You will learn throws, joint locks, pins and chokes.

You can learn a lot at www.judoinfo.com


----------



## matt.m (Oct 30, 2006)

chris_&#3617;&#3623;&#3618;&#3652;&#3607;&#3618;;652754 said:
			
		

> hi , ive never done judo (although i did do jujitsu for 6 months) and i just have a few noobish questions:
> 
> is judo just throws?
> 
> ...


No, Judo incorporates several ground trapping techniques and armbars.

Not like Tae Kwon Do striking, but yes as far as the self defense/nonsport aspect is taught then low level punching is taught.

Over half of the cirriculum is ground work

You are most welcome.


----------



## chris_&#3617;&#3623;&#3618;&#3652;&#3607;&#3618; (Oct 31, 2006)

thanks for the help guys!


----------



## still learning (Nov 4, 2006)

Hello, My Sensi teaches the full art of Judo. Plus the sports side of Judo to my Kids in High School competitions.

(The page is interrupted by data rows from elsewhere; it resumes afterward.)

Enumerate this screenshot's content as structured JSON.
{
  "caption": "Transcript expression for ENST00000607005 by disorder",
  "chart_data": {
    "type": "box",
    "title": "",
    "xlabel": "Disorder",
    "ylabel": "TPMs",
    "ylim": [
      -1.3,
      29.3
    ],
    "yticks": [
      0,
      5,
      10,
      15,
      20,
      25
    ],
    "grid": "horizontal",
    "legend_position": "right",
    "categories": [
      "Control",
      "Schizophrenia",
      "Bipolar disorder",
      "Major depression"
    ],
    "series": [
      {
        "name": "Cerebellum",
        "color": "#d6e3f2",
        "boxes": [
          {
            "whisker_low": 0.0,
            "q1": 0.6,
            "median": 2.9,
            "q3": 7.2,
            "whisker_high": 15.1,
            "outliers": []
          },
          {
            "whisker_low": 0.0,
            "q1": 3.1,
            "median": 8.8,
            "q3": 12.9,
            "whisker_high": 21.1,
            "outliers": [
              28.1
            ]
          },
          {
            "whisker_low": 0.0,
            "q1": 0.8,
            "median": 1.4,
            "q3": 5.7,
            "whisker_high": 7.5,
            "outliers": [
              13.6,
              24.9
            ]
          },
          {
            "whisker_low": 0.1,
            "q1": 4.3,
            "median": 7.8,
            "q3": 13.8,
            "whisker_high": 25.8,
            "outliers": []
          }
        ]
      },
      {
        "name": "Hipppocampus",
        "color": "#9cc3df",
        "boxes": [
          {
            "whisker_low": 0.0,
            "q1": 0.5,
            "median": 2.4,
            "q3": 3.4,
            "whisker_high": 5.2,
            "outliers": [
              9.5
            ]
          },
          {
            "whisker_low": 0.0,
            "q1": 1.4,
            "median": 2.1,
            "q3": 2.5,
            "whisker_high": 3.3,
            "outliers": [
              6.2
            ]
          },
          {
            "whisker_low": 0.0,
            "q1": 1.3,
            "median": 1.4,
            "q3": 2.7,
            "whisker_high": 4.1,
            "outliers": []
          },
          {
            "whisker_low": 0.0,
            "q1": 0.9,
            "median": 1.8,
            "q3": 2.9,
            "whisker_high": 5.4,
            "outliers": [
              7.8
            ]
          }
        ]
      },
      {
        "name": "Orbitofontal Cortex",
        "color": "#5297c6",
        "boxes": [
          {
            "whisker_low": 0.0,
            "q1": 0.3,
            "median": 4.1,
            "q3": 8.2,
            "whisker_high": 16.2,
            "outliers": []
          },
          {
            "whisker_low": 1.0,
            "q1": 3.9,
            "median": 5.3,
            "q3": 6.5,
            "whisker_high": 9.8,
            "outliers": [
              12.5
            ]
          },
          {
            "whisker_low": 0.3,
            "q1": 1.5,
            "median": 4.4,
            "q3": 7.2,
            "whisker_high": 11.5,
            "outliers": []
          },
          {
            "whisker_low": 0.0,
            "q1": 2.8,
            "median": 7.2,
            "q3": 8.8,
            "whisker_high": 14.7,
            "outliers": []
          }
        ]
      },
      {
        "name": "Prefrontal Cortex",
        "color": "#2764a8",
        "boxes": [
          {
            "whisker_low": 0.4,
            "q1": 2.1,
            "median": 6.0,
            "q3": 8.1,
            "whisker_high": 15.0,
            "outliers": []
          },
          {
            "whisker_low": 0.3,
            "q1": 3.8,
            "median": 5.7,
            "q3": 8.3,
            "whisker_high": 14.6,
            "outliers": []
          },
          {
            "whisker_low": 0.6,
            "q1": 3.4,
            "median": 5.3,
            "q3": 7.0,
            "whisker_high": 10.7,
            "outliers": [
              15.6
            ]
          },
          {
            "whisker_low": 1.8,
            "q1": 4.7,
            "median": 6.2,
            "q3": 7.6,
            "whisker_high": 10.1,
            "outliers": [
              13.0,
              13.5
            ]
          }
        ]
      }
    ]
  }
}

Judo teaches more than just throws, there is the ground works,arm bars,wrist locks,finger locks, lots of chokes holds,striking techniques-when you reach black belt in Judo,

It is more than you think...also you must find a excellent Sensi in Judo who does more than the sport side of it.......

Judo teaches you to be a gentle person and to control you throws with your partners....in the real world you will be able to throw them down hard on there heads,backs, and even break there arms in the throws...

Judo is good and very realistic fighting.....People who do Judo and goes into mix martial arts, DO VERY WELL! ...Just my thoughts on this...ONLY WAY TO KNOW THE TRUTH?  IS TRY IT.........Aloha


----------